Hasselager, R.P., Hallas, J. and Gögenur, I
British Journal of Anaesthesia 2022; 129 (3): 416-26. DOI: https://doi.org/10.1016/j.bja.2022.03.019
Aim of Study
- To investigate whether there is an association between the type of anaesthesia (inhalational vs total intravenous) and risk of post-operative complications after colorectal cancer surgery
Design and Location
- Denmark; observational study
Methodology
- Patient selection: Danish national registries of patients undergoing colorectal cancer surgery from 2004 to 2018 (Total number of patients: 22, 179 included 40.9% of total eligible)
- Known potential confounders accounted for by using a propensity score matching approach
- 8722 in each group (TIVA vs inhaled volatile anaesthesia)
Primary Outcome
- Any complications within 30 days postoperatively
Secondary Outcomes
- Any surgical complications within 30 days postoperatively
- Any medical complications within 30 days postoperatively
- 30-day mortality
Statistics
- Pre-data collection analysis done: 2,402 individuals required as a minimum in each group to detect a 20% relative difference between groups (if postoperative complications rate is around 15% and significance set to 0.05 with study powered to 80%)
- Effect estimates for outcomes computed by using logistic regression and presented as odds ratio with 95% CIs
Results
- Fewer total post-operative complications occurred in the inhaled anaesthesia cohort – OR 0.84 (0.79-0.91)

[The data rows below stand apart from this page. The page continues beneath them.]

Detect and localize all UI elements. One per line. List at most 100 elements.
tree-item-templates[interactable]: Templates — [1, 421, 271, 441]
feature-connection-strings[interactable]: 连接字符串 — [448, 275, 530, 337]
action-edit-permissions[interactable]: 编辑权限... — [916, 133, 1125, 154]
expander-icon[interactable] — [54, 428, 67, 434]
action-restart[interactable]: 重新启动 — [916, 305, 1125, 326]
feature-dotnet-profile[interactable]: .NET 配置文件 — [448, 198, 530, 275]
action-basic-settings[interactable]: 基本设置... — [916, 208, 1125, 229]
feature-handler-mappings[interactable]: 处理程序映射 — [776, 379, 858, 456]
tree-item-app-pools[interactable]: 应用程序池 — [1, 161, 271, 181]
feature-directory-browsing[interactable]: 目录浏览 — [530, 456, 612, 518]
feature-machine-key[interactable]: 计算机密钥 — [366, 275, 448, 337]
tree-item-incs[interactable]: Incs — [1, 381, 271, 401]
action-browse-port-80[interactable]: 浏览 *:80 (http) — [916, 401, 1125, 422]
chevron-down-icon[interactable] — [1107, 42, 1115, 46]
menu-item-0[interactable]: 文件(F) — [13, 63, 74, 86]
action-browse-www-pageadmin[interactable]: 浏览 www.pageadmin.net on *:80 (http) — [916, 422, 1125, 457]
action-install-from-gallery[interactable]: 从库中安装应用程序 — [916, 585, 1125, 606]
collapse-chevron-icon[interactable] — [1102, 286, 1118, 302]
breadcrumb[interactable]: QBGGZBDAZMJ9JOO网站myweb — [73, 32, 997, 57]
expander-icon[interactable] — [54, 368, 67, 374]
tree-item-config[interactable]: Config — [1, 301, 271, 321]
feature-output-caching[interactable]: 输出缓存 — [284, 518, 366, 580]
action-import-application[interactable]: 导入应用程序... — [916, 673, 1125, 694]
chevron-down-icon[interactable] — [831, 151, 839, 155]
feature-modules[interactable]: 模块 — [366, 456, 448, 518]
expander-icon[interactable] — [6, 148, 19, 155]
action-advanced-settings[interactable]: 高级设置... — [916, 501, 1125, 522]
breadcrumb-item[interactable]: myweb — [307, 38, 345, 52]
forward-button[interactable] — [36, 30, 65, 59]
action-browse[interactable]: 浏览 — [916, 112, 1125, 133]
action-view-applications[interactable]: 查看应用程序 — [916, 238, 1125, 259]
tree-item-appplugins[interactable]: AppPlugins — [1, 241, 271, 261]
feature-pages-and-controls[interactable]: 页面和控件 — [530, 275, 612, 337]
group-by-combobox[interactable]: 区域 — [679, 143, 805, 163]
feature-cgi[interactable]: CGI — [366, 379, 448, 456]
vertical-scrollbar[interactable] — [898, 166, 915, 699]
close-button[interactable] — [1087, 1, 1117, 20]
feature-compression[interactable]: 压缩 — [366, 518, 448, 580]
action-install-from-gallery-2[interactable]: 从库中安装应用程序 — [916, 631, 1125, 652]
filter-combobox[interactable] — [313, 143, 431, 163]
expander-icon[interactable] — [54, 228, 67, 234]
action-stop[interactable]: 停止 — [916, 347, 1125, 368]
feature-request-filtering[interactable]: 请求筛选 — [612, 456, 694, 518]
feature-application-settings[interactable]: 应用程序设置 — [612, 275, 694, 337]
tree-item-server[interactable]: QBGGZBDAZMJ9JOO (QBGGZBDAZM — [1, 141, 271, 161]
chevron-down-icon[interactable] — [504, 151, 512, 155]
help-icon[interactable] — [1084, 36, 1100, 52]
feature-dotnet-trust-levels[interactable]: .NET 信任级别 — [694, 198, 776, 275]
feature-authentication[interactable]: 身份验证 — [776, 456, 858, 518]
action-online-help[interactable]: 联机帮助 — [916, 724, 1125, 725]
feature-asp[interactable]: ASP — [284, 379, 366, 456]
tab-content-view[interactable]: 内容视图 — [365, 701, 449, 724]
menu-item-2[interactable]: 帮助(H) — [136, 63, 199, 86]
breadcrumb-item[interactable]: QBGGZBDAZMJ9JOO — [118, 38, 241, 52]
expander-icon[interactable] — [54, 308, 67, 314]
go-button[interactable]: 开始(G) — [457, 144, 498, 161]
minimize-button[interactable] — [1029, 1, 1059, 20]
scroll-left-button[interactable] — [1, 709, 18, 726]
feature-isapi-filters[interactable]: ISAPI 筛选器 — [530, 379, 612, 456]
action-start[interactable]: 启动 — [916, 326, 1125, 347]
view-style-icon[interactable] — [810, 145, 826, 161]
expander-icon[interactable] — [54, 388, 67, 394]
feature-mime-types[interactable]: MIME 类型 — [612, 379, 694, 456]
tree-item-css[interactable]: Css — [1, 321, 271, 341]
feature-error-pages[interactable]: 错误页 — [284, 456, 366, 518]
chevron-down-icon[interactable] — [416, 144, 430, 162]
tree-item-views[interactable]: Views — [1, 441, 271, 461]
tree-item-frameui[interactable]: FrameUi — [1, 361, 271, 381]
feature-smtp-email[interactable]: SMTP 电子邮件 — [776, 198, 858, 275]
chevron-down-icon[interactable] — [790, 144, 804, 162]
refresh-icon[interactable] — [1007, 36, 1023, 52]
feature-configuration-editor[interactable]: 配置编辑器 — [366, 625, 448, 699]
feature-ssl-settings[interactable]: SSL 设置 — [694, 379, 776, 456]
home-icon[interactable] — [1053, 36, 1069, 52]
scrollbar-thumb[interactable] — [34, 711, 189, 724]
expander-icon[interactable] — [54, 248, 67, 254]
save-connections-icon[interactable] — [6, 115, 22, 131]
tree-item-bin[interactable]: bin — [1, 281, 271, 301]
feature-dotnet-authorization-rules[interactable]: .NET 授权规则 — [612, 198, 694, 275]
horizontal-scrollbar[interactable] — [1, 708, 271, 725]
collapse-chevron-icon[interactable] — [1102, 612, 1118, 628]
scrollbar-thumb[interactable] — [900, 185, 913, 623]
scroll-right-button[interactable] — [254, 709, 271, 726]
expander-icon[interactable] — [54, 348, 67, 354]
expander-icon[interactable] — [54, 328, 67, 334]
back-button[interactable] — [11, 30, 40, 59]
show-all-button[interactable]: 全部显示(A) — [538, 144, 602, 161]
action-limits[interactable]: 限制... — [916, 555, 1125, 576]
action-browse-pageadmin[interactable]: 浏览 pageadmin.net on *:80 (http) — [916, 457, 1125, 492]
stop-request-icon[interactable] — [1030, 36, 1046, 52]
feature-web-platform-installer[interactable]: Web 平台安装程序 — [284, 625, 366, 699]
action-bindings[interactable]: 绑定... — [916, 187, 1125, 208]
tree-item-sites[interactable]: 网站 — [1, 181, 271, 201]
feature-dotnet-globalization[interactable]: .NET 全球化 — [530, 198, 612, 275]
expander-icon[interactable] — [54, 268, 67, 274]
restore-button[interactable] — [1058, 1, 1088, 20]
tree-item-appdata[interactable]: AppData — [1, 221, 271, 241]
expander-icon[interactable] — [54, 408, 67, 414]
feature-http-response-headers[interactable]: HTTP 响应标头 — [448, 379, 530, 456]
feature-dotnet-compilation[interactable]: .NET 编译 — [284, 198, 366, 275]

- Fewer surgical complications occurred in the inhaled anaesthesia cohort – OR 0.76 (0.71-0.83)
- No difference in medical complications
Conclusions/Discussions
- Inhalational anaesthesia associated with fewer complications than TIVA for colorectal cancer surgery
- Hypothesis generated. Further randomised controlled study required to ascertain causality.
Limitations from the Study
- Propensity scoring does not address unmeasurable or unknown confounders
- Statistically significant does not exclude the possibility that results occurred due to chance
- Can only draw an association from an observational study not causation
- Structure of care probably matters more than the exact details of care
Summary by Dr P Nalwaya. Journal Club Meeting 13 October 2022.